Army Reserve commander strives for mirror image

By Story by Sgt. 1st Class Brian Hamilton | 108th Training Command- Initial Entry Training | March 5, 2015

FORT JACKSON, S.C. — “The goal for me during my tenure here is simple: when you line my Reserve component drill sergeants up next to their active component counterparts you won’t notice a difference,” said Lt. Col. Shawn Cochran, commander of 3rd Battalion, 518 Infantry Regiment, 98th Training Division (IET).

Cochran’s unit just picked up their first Echo mission of the year supporting E company, 3-60th Infantry Regiment at Fort Jackson, South Carolina.

Each year, units from the Army Reserve’s 108th Training Command (IET), based in Charlotte, North Carolina, take on the task of supporting each of the Army’s four basic combat training posts through echo missions.

Through these echo missions, a team of command personnel, drill sergeants, and support Soldiers take over a basic combat training company to provide new soldiers quality training and mentorship during their first experience in the Army.

“It needs to be seamless and I think it is. Our mission is to train the Soldiers who are going to either win or lose our next war. This is where our Reserve Soldiers are going to have the greatest influence on what the future force is going to look like and I’m excited to be a part of it,” Cochran said.

This year Cochran’s units have taken on the task of instructing an entire phase during each cycle as opposed to the two-week training mission of years past. While the mission poses certain challenges for these Reserve Soldiers, Cochran feels they are up to the task.

“This is a great assignment, but it’s not without it’s challenges. I have a lot of law enforcement officers and such that have certain obligations they can’t walk away from. They get calls to appear for court and things that we try to make accommodations for. I myself have been doing disaster response in support of FEMA for 20 years now. I get calls day and night that I can’t walk away from. It’s a balancing act but our guys do a great job staying focused on the mission at hand.”

Cochran isn’t the only one excited about the opportunity to serve in these echo missions. Army drill sergeant, Staff Sgt. William Clifton, E Company, 3-60th Infantry, a drill sergeant for 32 months, now on his third cycle in these echo missions points out the extra enthusiasm that Reserve drill sergeants bring to the mission.

“I love it! They add a different enthusiasm to the table. They’re energized. They bring an extra energy to the active duty drill sergeants and we need it. Not only do they want to be here, they want to train and it enlightens us,” Clifton said.

“It also gives us an extra mission. With so many Reserve drill sergeants coming out of the academy now a days, we’re not only training new recruits but we’re also training new drill sergeants and we need that mission as well.”

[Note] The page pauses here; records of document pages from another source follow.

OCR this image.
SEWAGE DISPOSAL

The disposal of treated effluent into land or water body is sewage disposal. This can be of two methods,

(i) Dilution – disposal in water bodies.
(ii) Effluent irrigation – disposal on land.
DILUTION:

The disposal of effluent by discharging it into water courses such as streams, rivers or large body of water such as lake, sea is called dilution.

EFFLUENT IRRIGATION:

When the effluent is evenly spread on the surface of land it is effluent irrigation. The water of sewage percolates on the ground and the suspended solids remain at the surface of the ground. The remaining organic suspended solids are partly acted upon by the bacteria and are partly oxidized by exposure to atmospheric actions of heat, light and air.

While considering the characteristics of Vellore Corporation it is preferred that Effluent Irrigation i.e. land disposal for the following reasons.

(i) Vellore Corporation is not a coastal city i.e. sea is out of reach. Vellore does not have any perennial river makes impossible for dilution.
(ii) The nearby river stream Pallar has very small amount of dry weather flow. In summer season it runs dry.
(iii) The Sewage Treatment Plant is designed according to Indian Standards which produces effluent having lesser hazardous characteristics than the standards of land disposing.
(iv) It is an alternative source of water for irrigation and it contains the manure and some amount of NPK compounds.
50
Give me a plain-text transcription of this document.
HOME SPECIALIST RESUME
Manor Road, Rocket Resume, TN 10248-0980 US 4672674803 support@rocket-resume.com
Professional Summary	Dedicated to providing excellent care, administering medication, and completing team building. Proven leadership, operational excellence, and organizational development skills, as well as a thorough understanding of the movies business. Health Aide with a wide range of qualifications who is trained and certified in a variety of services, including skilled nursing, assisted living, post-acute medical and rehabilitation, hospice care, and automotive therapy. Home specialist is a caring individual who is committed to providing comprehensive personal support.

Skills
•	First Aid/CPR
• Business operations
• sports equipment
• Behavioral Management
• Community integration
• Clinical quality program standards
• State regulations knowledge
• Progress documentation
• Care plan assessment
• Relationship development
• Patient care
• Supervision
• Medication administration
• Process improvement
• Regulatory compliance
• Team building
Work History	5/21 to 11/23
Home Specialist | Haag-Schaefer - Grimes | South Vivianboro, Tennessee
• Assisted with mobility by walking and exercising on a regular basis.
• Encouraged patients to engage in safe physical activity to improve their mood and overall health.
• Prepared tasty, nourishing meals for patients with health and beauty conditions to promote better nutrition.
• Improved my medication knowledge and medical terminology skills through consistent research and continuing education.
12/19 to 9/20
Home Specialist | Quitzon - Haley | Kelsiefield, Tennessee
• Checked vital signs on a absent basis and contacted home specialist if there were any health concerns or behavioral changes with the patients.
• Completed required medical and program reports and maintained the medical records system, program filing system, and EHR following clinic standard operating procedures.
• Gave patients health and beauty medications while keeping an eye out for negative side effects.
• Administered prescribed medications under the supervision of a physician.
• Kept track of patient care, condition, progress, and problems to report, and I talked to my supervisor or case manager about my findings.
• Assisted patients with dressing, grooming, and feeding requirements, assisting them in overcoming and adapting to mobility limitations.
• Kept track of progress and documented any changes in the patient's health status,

But Cochran, now in his third cycle with the echo mission says the role has been reversed this year.

“One thing that’s interesting this cycle is that I’ve been told there are 14 drill sergeants on the active duty side that this is their first cycle as a drill sergeant. That puts my Soldiers as the more experienced. In most cases my Soldiers are more senior to the active duty drills. They are now the mentors and that’s new,” Cochran said.

Cochran isn’t the only one who says the roles have been reversed this time, Army Reserve drill sgt., Staff Sergeant Kurt Schoeller, 3rd Battalion, 518th Infantry Regiment, 98th Training Division (IET), now in his second cycle as a drill sergeant for the echo missions, says this time around, his goal is to become more of a mentor.

“Obviously my active duty counterparts have a stronger skill set than I do as a Reserve drill sergeant because they do this every day, 365 days a year. But I think as a Reserve Soldier, I can relate better to what these new Soldiers are going through because like them, I just came from the civilian sector. I think I understand better what it’s like for them and I think in that way, I can truly be a better mentor for them,” Schoeller said. 

When it comes to training America’s future force, the goal of a mirror image has never been clearer.  Regardless of your component, a drill sergeant is a drill sergeant. And for the Soldiers of the 98th Training Division, the mission is simple; do what you love and do it well. Cochran wouldn’t have it any other way.